Definitely the government is less likely to improve the lives of the millions of working class and underclass Kenyans. Public services continue to be poor or where resources are allocated they end up in the pockets of politicians or civil servants. Kenyans are left to their own devices. Can Kenyan workers organize better at the workplace? One doubts considering that trade unions in this country are getting weaker by the day either because of internal wrangling or due to mismanagement of resources. Can Kenyans rely on the cooperative movement and chamas, which have helped many to acquire property or educate children or pay medical bills? Probably yes. But these chamas have to be improved; they need to work smarter. They need to look into the future and have better agendas, such as encouraging their members to save more today for a rainy day or retirement; pool more resources together and own property through shareholding; reference each other when work is available; work towards better communal living etc.

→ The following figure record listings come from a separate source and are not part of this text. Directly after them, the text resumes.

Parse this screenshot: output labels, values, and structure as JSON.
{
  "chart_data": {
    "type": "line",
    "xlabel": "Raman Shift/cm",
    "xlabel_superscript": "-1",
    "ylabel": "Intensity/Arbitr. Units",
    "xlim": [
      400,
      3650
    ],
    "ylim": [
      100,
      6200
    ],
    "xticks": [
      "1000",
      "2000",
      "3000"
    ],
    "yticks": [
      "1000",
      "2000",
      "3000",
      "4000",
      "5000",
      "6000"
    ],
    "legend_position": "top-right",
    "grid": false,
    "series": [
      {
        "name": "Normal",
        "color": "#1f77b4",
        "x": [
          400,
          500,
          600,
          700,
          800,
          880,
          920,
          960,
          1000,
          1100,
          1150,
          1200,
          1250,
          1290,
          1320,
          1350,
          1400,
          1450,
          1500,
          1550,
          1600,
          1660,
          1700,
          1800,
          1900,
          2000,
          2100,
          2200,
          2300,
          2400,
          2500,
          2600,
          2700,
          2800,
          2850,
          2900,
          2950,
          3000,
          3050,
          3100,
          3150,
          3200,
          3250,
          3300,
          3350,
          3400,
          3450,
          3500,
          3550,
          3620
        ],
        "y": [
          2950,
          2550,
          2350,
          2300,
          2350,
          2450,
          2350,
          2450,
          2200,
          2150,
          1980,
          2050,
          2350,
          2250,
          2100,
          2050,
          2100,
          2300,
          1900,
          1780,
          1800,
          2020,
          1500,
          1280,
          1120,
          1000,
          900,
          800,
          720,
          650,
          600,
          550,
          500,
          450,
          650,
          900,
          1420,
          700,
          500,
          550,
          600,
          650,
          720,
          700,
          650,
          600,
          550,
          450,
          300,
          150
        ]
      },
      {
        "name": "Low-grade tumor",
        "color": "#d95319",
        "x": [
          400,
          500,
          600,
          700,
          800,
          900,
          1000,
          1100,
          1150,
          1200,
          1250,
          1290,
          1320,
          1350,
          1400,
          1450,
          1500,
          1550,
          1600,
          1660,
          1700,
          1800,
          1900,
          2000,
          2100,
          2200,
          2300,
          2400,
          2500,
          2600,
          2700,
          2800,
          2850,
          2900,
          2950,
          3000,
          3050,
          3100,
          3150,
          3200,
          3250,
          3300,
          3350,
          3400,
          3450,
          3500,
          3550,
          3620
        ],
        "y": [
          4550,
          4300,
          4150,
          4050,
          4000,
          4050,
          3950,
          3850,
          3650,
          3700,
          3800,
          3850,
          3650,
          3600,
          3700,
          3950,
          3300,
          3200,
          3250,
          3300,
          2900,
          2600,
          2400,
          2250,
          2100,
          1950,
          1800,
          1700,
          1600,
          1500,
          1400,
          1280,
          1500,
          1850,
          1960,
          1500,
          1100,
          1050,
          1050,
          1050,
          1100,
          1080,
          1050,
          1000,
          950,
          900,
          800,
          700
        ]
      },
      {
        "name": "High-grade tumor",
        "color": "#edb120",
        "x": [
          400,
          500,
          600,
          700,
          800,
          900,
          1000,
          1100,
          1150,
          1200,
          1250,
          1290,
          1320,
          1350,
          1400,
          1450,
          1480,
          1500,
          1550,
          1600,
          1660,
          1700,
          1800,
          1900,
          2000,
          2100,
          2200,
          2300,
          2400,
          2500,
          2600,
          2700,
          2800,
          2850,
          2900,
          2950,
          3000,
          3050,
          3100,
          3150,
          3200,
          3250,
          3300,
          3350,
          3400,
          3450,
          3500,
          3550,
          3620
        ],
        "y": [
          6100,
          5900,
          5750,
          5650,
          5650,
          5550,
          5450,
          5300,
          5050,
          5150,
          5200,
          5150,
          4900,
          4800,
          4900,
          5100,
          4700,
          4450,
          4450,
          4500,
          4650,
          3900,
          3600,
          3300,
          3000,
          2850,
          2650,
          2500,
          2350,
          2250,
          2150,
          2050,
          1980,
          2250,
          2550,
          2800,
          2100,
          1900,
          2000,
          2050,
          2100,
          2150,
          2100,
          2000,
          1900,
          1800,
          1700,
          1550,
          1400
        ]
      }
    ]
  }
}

There is no doubt that as capitalism invests more in machines to replace human beings at work, as the inevitable world of robots and apps approaches, human beings, especially the working and middle classes, will have to be more inventive, more aggressive in looking for self-serving solutions, more engaged politically so that they are not left behind or simply ignored by politicians and policymakers on decisions that affect their lives such as replacing human beings on the work floor with machines. It is only through collective intervention that such proposals as universal basic income could be achieved, as Quart suggests in Squeeze. But even where everyone is afforded some basic pay, how do the rest of us compel the government to make schooling, medical care, care for the elderly etc affordable and available for all? How do we create some space in the socio-economic squeeze we live in today?
Writer teaches literature at the University of Nairobi.